What are your weaknesses, doctor?

Arrow in the heel

Theresa May has resigned. So, senior members of the Conservative Party are currently vying to be the person to replace her as both party leader and Prime Minister, (though nothing is certain in the current world of UK politics!). As they attend the various hustings and debates, they are basically being subjected to a prolonged and very public job interview.

During one televised leadership debate, the candidates were asked a classic interview question by a member of the audience. Can you describe what you greatest weakness would be?

Who gave the best answer?

Well Boris Johnson didn’t take part in the debate. Tip #1: always turn up for your interview!

Of the five candidates who took part, three of them chose to avoid any suggestion of weakness. They took the “let me show you how strong I am” approach. Michael Gove emphatically stated “I’m a man in a hurry” to get things done. Dominic Raab took a similar line abut being restless for change. Sajid Javid and Jeremy Hunt talked about stubbornly sticking to their opinions.
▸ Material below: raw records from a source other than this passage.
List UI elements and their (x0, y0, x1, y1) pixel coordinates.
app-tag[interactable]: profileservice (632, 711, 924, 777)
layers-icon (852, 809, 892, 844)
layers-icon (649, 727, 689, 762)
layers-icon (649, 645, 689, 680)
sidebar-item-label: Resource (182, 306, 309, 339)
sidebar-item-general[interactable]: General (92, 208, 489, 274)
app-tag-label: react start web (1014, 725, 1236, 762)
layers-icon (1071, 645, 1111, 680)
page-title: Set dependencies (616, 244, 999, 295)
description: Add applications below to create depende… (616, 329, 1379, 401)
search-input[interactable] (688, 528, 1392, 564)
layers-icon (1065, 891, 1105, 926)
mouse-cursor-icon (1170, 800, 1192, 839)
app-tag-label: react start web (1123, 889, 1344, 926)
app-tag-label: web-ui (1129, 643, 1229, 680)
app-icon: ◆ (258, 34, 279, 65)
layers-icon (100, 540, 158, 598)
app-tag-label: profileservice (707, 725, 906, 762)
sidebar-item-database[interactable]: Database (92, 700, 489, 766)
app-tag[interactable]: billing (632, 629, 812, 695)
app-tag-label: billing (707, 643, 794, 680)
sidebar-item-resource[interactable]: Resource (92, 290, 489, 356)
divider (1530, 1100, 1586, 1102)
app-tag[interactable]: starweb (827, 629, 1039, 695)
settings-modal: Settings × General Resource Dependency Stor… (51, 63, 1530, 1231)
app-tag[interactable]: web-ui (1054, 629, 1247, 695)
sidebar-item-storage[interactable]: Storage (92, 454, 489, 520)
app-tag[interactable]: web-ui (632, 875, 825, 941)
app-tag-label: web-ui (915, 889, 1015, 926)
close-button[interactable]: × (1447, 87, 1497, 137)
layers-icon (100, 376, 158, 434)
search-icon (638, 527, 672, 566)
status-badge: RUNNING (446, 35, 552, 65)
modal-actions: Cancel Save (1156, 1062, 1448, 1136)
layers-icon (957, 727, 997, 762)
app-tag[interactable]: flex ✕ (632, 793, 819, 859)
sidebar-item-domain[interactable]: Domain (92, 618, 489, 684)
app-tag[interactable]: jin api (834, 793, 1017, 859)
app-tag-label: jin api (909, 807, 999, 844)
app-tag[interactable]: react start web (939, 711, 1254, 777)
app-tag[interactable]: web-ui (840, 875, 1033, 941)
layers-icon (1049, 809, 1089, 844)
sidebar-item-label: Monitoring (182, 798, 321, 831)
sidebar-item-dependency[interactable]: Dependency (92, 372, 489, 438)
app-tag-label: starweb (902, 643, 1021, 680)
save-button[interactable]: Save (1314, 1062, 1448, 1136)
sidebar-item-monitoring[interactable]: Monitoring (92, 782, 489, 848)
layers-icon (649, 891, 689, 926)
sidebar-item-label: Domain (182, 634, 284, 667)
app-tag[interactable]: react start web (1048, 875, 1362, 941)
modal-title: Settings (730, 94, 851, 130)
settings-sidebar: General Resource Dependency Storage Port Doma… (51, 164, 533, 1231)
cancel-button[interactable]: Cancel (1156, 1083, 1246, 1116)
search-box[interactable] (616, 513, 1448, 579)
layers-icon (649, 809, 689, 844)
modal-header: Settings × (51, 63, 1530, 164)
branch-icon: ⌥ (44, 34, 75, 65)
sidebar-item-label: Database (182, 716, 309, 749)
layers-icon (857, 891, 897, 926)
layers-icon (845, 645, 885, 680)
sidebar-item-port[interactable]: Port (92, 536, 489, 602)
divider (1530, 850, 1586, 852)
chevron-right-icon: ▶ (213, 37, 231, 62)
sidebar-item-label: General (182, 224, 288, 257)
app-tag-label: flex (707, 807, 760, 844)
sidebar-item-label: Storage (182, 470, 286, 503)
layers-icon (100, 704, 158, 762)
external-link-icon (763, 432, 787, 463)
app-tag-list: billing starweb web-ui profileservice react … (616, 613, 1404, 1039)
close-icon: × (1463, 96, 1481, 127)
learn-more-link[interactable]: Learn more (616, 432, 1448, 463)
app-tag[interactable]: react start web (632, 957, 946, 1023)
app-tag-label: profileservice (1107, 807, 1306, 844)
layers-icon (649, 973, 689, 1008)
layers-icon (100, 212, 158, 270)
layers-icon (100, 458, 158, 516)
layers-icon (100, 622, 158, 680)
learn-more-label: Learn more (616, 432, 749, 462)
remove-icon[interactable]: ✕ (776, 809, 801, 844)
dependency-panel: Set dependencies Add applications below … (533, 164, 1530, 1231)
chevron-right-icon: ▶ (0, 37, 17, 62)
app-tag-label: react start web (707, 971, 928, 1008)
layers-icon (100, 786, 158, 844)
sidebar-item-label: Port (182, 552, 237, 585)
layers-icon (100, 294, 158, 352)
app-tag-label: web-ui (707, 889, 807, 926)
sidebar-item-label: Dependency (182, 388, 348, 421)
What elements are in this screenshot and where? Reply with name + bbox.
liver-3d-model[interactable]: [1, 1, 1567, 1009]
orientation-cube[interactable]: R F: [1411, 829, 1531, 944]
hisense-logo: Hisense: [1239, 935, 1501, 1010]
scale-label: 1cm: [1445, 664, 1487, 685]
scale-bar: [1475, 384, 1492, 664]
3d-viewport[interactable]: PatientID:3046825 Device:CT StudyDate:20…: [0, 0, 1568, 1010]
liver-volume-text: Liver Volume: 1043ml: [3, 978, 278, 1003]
But are these really weaknesses in a leader? Possibly. But aren’t committing to opinions and wanting to get things done quickly positive attributes if used the right way? Perhaps we shouldn’t be surprised when Politicians turn a question on it’s head to suit their purpose?

Ignoring any political preferences, the answer from Rory Stewart took a very different approach. “I don’t know where to start. I’ve got a lot of weaknesses.” He went on to talk about being human. He used words like “frail” and said that, from the life he has led, there’s so much that he doesn’t know or understand about the world. That sounds like a more genuine answer. But do the interview panel want to hear that you are not up to the job?

What are interviewers looking for?

Your interviewers want to find out as much as they can about you as an individual and if you are a good match for the job in hand. They want to know about your experiences, your opinions, your disposition and your attitude. They want to know about your successes and your failures and how you deal with them. You are unique. So, model answers simply don’t work.

Many interviewers have moved away from the standard “What are your strengths” question. It typically results in a very rehearsed response. So, they are more likely to look for proof of your positive attributes by exploring specific examples of your experiences. Directly asking “What are your weaknesses” is probably more common than the strengths question these days.

They ask this question for a few reasons. First, they want to uncover your levels of self-awareness. You aren’t perfect. So how honest are you with yourself? Next, they want to check your awareness of the role you will take on. What do you expect to find difficult if you get the job?

The best way to answer?

Thorough preparation is essential for any interview. Our approach to interview preparation is to guide you through a detailed review of your experiences as the method to identify strengths and weaknesses. Our recommendation is to confidently share the things that you find difficult or where you may have gaps in your experience. But it’s the next point which can make the biggest impression on your interviewers.

At very least, you must be able to describe how you will ensure you perform well in the role and manage any shortfalls. Even better, you will impress if you can describe proactive steps you have already taken.

For example, if you identify that it would help to explore different leadership styles then it makes sense to do something about that. Alternatively you may benefit from learning a more structured approach to managing change. Or, if the role you are seeking involves guiding less experienced doctors then developing your mentoring skills would make sense.

What do you need to work on to perform at your best?